Twenty-two pending bills in the Rajya Sabha lapsed with the dissolution of the Lok Sabha in May, Naidu said. “Under the provision of Article 107 of the Constitution, bills passed by the Lok Sabha during the course of it’s five year term and pending in Rajya Sabha get lapsed with the dissolution of the House of the People,” Naidu told the Rajya Sabha. “Accordingly, 22 bills passed by the 16th Lok Sabha and were pending in the Upper House got lapsed.”
In effect, he said, the Lok Sabha has to take up these 22 bills again for consideration. “I am afraid it would take a minimum of two sessions for doing so,” Naidu said. “And this means that the efforts of Lok Sabha for passing these 22 Bills have been rendered waste.” The land acquisition bill, the triple talaq bill, the legislation on Aadhaar amendment, and Motor Vehicles bill are among those that have lapsed.

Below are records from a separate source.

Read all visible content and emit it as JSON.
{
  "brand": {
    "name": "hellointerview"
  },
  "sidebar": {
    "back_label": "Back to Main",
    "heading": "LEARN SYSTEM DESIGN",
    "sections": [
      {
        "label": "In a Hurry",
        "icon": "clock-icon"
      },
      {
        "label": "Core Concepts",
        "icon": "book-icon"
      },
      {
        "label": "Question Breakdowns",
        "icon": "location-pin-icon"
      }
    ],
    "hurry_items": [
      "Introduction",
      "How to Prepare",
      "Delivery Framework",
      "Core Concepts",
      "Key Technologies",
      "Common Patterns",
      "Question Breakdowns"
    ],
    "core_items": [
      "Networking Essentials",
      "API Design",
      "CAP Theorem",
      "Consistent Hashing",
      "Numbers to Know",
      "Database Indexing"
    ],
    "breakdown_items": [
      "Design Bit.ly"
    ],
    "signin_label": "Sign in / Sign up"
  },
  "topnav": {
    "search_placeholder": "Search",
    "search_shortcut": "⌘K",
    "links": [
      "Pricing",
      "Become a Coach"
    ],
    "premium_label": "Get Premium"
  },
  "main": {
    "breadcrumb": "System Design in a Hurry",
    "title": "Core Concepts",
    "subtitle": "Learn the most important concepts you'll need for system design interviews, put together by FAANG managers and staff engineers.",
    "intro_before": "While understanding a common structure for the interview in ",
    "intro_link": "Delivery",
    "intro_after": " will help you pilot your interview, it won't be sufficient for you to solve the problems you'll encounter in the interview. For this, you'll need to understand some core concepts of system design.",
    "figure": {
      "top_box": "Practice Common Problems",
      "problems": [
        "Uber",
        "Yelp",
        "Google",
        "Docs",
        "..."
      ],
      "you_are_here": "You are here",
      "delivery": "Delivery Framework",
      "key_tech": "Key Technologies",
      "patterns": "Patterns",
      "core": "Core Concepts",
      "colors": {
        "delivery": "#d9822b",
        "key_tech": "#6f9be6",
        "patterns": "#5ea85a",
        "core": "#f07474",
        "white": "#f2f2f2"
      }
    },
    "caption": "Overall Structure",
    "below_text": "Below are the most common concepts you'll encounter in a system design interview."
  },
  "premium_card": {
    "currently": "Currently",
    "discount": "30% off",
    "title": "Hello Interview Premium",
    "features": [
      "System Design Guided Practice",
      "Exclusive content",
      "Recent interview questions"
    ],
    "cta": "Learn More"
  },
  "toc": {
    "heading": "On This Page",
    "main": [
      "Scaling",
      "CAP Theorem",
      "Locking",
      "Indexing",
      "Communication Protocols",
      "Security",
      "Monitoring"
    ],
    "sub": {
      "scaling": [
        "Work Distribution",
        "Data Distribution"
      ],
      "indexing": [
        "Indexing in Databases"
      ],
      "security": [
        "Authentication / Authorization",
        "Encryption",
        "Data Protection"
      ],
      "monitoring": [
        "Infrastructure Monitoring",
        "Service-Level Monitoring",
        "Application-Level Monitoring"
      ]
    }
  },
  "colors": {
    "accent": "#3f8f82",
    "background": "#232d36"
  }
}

At the end of the last session of the Rajya Sabha, 55 bills were pending in the House, and now it has come down to 33. Of these, one piece of legislation – the Indian Medical Council (Amendment) Bill, 1987 – has been pending for more than 32 years, he said. Three bills have been pending for more than 20 years, six bills have been pending for 10 to 20 years, 14 bills have not been passed in the past five to 10 years, and only 10 bills have remained stuck in the House for less than five years.
“Such long pendency does not reflect well on the functioning of the Parliament,” the chairperson said. “In order to streamline the process, I suggest that if a bill is not taken up for consideration and passing in Rajya Sabha within five years of introduction of such bills, such pending bills should be treated as deemed to have lapsed. Let us have a wider debate in this regard as well.”
Naidu added that he was “deeply disturbed” by recent proceedings in the House, probably referring to disruptions during debates. “The trust and confidence of people in our institutions is getting eroded,” he said. “This downslide should end. We cannot allow any further weakening of our democratic structures. Together, we must restore the stature and dignity of the House.”